Artist: Katsuhiro Yamaguchi
Venue: Gisela Capitain, Cologne
Exhibition Titles: Jikken Kobo / Experimental Workshop
Date: June 22 – August 31, 2012
Full gallery of images, press release and link available after the jump.
Images courtesy of Gisela Capitain, Cologne. Photos by Lothar Schnepf
At the end of World War II, Japan was left in ruins and a relative cultural void. There was a great need to redefine the various artistic fields. During this period, information on new cultural developments through books and journals was largely only available to the public through the library of CIE (Civil Information and Education section) set up by the Allied Occupation authority. Their weekly record concerts played the latest releases and also functioned as a meeting place.
Soon after Allied occupation ended in 1951, numerous innovative artistic groups emerged in Japan. They tested definitions and the practice of art by producing works in a variety of traditional and new media. The artists collaborated beyond the boundaries of artistic collectives, genres, and conventional exhibition spaces.
The earliest Japanese artist collective was the Jikken Kobo – Experimental Workshop. Founded in Tokyo 1951, with the encouragement of the poet and art critic Shuzo Takiguchi, the group included several composers, visual artists, set designers, a lighting designer, an engineer and musicians. Together with outside collaborators such as film-makers, dancers, choreographers and actors the group developed innovative multimedia and inter-disciplinary events producing concerts, performances, ballets, recitals and environmental art that paved the way for future avant-garde artists. Their focus was on the issue of collaborative work and the experimentation with new exhibition formats, they were constantly trying to break away from the narrow borders of the different field of arts. During these formative years in post-war Japan, the activities of the Experimental Workshop can be also understood as a social movement, the members working in a highly fluid way like a project team.
Incorporating new technology into their experiments was also important and led to the first use in an artistic context of the newly developed cassette recorders and slide projectors. Throughout the years of their activities until 1957, the group was pioneering the idea of inter-media and inter-disciplinary approach which is now never questioned any more.
Given that several members of the group were composers and musicians, from the very beginning the activities included musical experiments and recitals of new European contemporary music. Works by Schönberg and Messiaen were performed for the first time in japan at recitals of the group.
Toru Takemitsu worked part time for the Tokyo Tsushin Kogyo K. K. (now Sony) in the early 50’s, where the prototype for a Japanese-made tape recorder had recently been created. Sony and the Jikken Kobo entered a collaborative arrangement, where members of the collective created demo tapes to promote the product, while the company aided the Jikken Kobo by providing space to present their creative works. Thus the earliest pieces of Japanese ‘musique concrète’ were performed by the Jikken Kobo in 1952 (compositions by Shibata and Takemitsu). The Workshop’s 5th Exhibition and Presentation was an influential multimedia experiment. Apart from new compositions by members of the group the program showcased works that integrated automatic slide projections with montages of recorded everyday sounds or a narration, these were made using new technology produced by Tokyo Tsushin Kogyo K. K. It was the first concert in Japan for ‘musique concrète’ and electronic music.

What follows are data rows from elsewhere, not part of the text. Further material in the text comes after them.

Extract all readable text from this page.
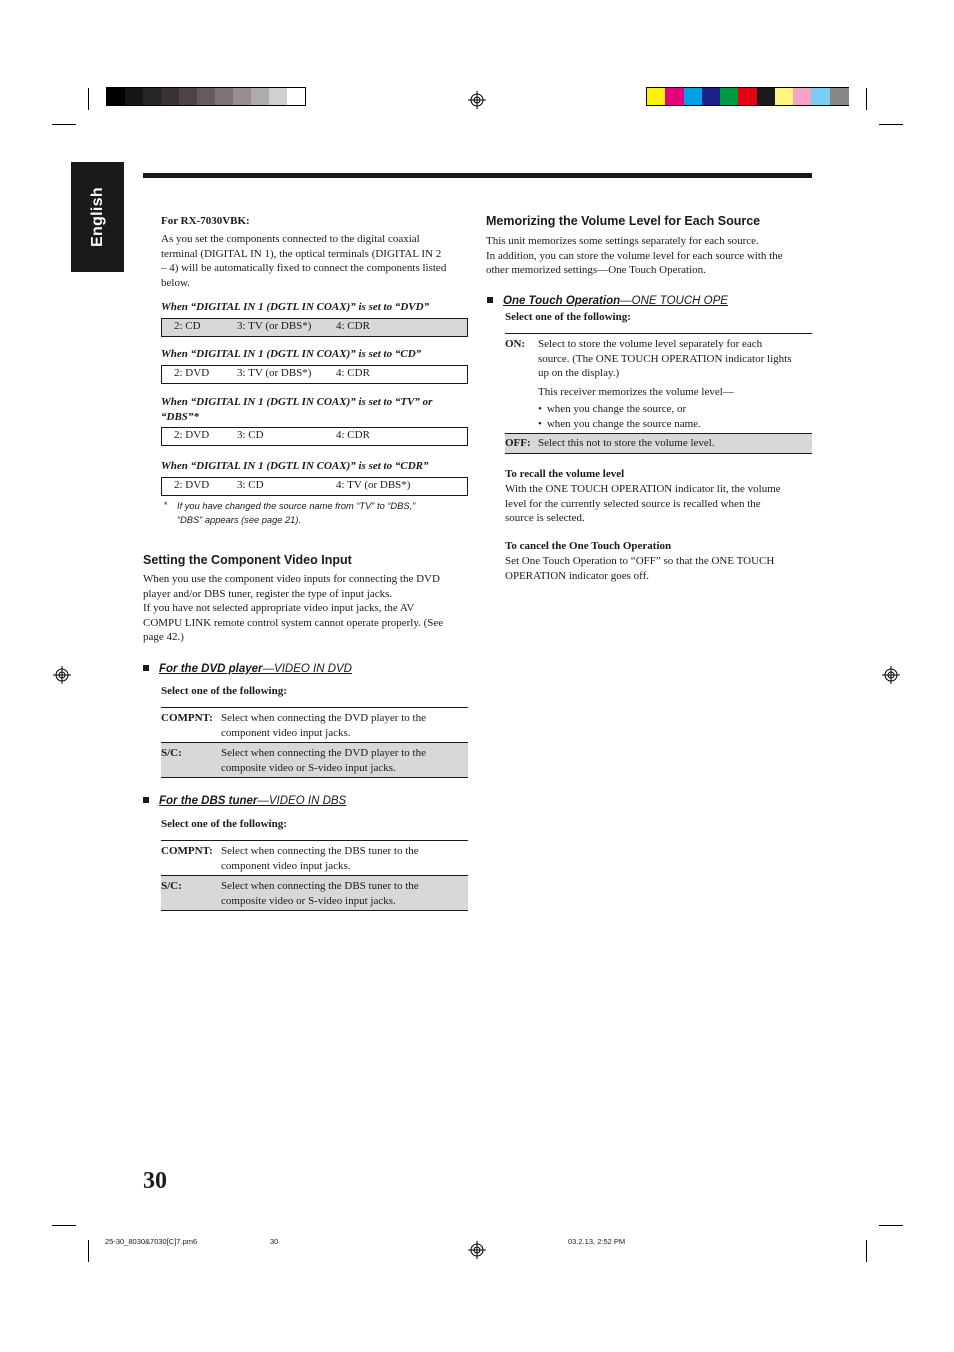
English	For RX-7030VBK:
As you set the components connected to the digital coaxial
terminal (DIGITAL IN 1), the optical terminals (DIGITAL IN 2
– 4) will be automatically fixed to connect the components listed
below.
When “DIGITAL IN 1 (DGTL IN COAX)” is set to “DVD”
2: CD	3: TV (or DBS*) 4: CDR
When “DIGITAL IN 1 (DGTL IN COAX)” is set to “CD”
2: DVD	3: TV (or DBS*) 4: CDR
When “DIGITAL IN 1 (DGTL IN COAX)” is set to “TV” or
“DBS”*
2: DVD	3: CD	4: CDR
When “DIGITAL IN 1 (DGTL IN COAX)” is set to “CDR”
2: DVD	3: CD	4: TV (or DBS*)
* If you have changed the source name from “TV” to “DBS,”
“DBS” appears (see page 21).
Setting the Component Video Input
When you use the component video inputs for connecting the DVD
player and/or DBS tuner, register the type of input jacks.
If you have not selected appropriate video input jacks, the AV
COMPU LINK remote control system cannot operate properly. (See
page 42.)
For the DVD player—VIDEO IN DVD
Select one of the following:
COMPNT: Select when connecting the DVD player to the
component video input jacks.
S/C:	Select when connecting the DVD player to the
composite video or S-video input jacks.
For the DBS tuner—VIDEO IN DBS
Select one of the following:
COMPNT: Select when connecting the DBS tuner to the
component video input jacks.
S/C:	Select when connecting the DBS tuner to the
composite video or S-video input jacks.
Memorizing the Volume Level for Each Source
This unit memorizes some settings separately for each source.
In addition, you can store the volume level for each source with the
other memorized settings—One Touch Operation.
One Touch Operation—ONE TOUCH OPE
Select one of the following:
ON: Select to store the volume level separately for each
source. (The ONE TOUCH OPERATION indicator lights
up on the display.)
This receiver memorizes the volume level—
• when you change the source, or
• when you change the source name.
OFF: Select this not to store the volume level.
To recall the volume level
With the ONE TOUCH OPERATION indicator lit, the volume
level for the currently selected source is recalled when the
source is selected.
To cancel the One Touch Operation
Set One Touch Operation to “OFF” so that the ONE TOUCH
OPERATION indicator goes off.
30
25-30_8030&7030[C]7.pm6	30	03.2.13, 2:52 PM
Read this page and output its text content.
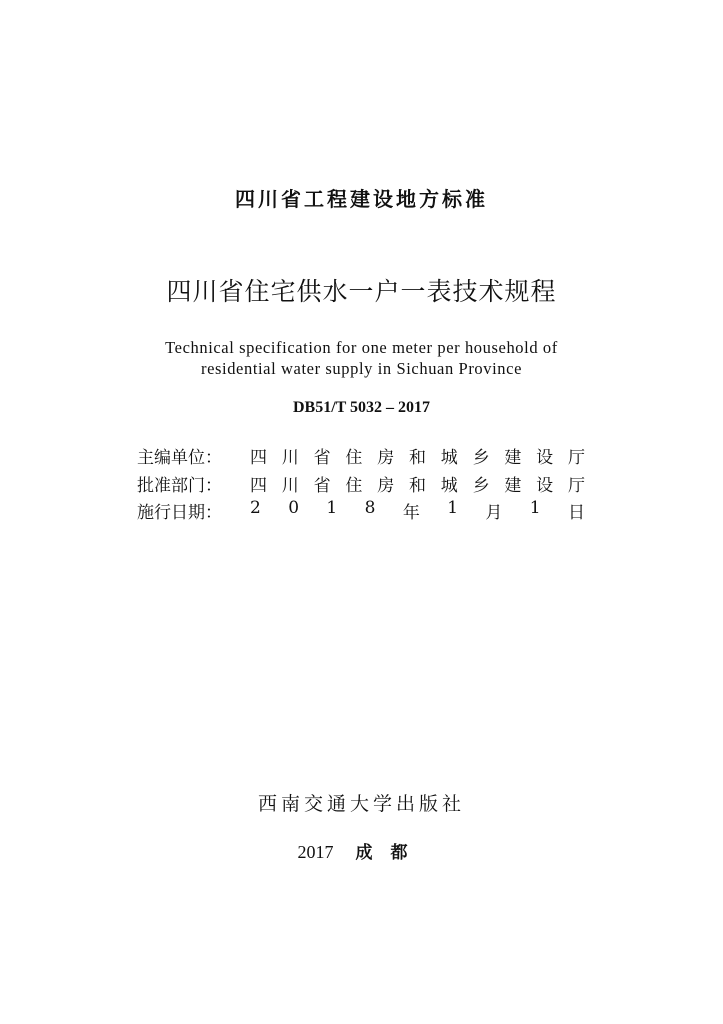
四川省工程建设地方标准
四川省住宅供水一户一表技术规程
Technical specification for one meter per household of
residential water supply in Sichuan Province
DB51/T 5032 – 2017
主编单位：	四 川 省 住 房 和 城 乡 建 设 厅
批准部门：	四 川 省 住 房 和 城 乡 建 设 厅
施行日期：	2 0 1 8 年 1 月 1 日
西南交通大学出版社
2017 成都
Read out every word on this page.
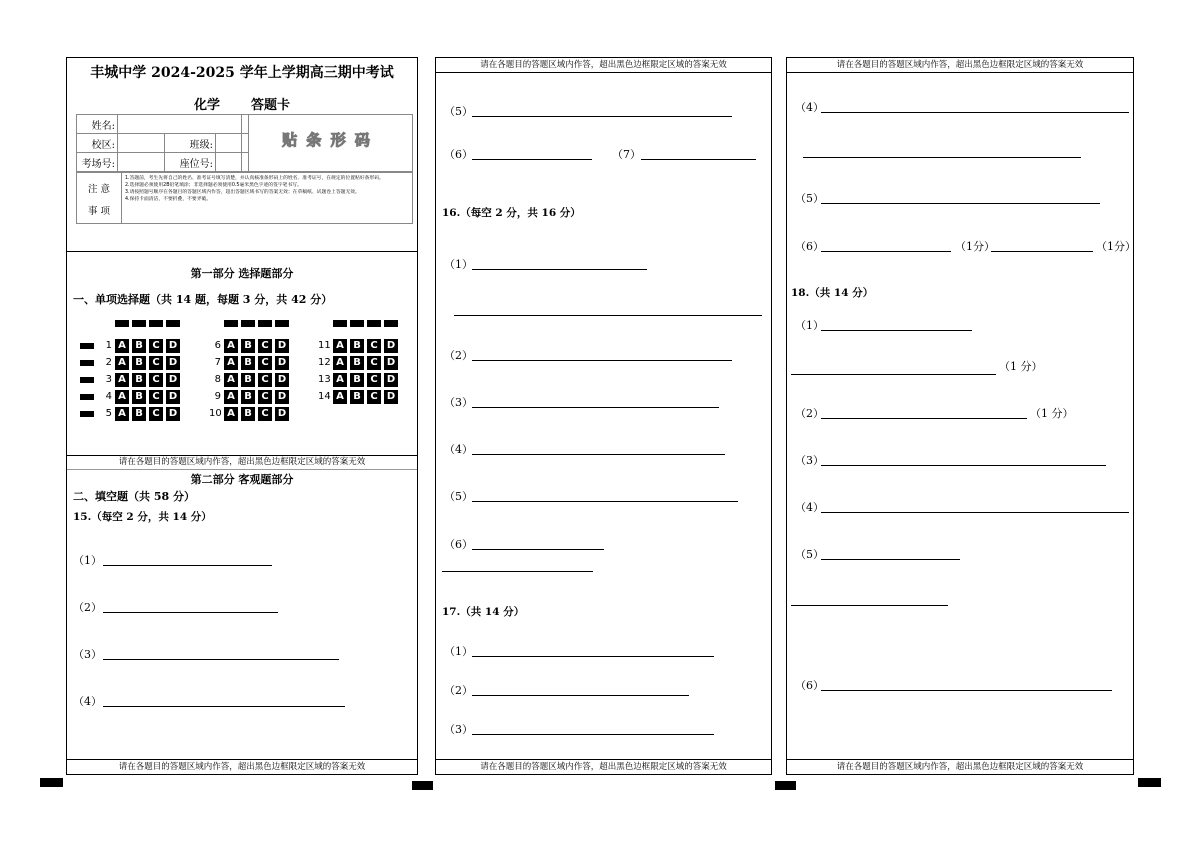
丰城中学 2024-2025 学年上学期高三期中考试
化学 答题卡
姓名:			
校区:		班级:	
考场号:		座位号:	
贴 条 形 码
注 意
事 项
1.答题前，考生先将自己的姓名、准考证号填写清楚，并认真核准条形码上的姓名、准考证号，在规定的位置贴好条形码。
2.选择题必须使用2B铅笔填涂；非选择题必须使用0.5毫米黑色字迹的签字笔书写。
3.请按照题号顺序在各题目的答题区域内作答，超出答题区域书写的答案无效；在草稿纸、试题卷上答题无效。
4.保持卡面清洁，不要折叠，不要弄破。
第一部分 选择题部分
一、单项选择题（共 14 题，每题 3 分，共 42 分）
1 A B C D
2 A B C D
3 A B C D
4 A B C D
5 A B C D
6 A B C D
7 A B C D
8 A B C D
9 A B C D
10 A B C D
11 A B C D
12 A B C D
13 A B C D
14 A B C D
请在各题目的答题区域内作答，超出黑色边框限定区域的答案无效
第二部分 客观题部分
二、填空题（共 58 分）
15.（每空 2 分，共 14 分）
（1）
（2）
（3）
（4）
请在各题目的答题区域内作答，超出黑色边框限定区域的答案无效
请在各题目的答题区域内作答，超出黑色边框限定区域的答案无效
（5）
（6）	（7）
16.（每空 2 分，共 16 分）
（1）
（2）
（3）
（4）
（5）
（6）
17.（共 14 分）
（1）
（2）
（3）
请在各题目的答题区域内作答，超出黑色边框限定区域的答案无效
请在各题目的答题区域内作答，超出黑色边框限定区域的答案无效
（4）
（5）
（6）	（1分）	（1分）
18.（共 14 分）
（1）
（1 分）
（2）	（1 分）
（3）
（4）
（5）
（6）
请在各题目的答题区域内作答，超出黑色边框限定区域的答案无效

To represent how important experimental music were for the activities of the Jikken Kobo a compilation of compositions by Jikken Kobo members from 1952 – 1962 is part of the exhibition.
Three of these ‘Auto-Slide’ works from the Jikken Kobo/Experimental Workshop are part of our exhibition. We can also screen the film ‘Ginrin (Silver Wheel) Bicycle in a Dream’ (1955), a collaboration between the experimental film maker Toshio Matsumoto, Katsuhiro Yamaguchi and other members of the Jikken Kobo. This promotional film for the Japanese bicycle industry used entirely newly developed visual effects and for the first time special effects in colour. One special effect used in the film was created through a new glass product fabricated in Japan in this time. Corrugated glass, known from skylights, greenhouses or industrial buildings, were used by Yamaguchi to diffuse light. The sci-fi/surrealistic lighting in the film was achieved through the use of this type of glass together with coloured light.
While the members of the Jikken Kobo were constantly striving to work with the newest artistic trends and technology, they also incorporated traditional Japanese forms into their projects. Experimentation was however not a means in itself but always meant an active engagement with society and the realities of the present.
In our entrance space a documentary film by Shozo Kitadai from the year 1956 shows the Jikken Kobo group and friends going on a journey together. Starting of as a classic ‘road movie‘ the film is very soon transformed into something else, scenes appear upside down or sideways, images overlap each other, the running speed varies or the film runs in reverse. Traditional landscape views are cut into these experimental passages and comic antics of the Jikken Kobo members. The undulating movement and playful experimentation with the medium reflect perfectly the Avantgarde spirit of the group.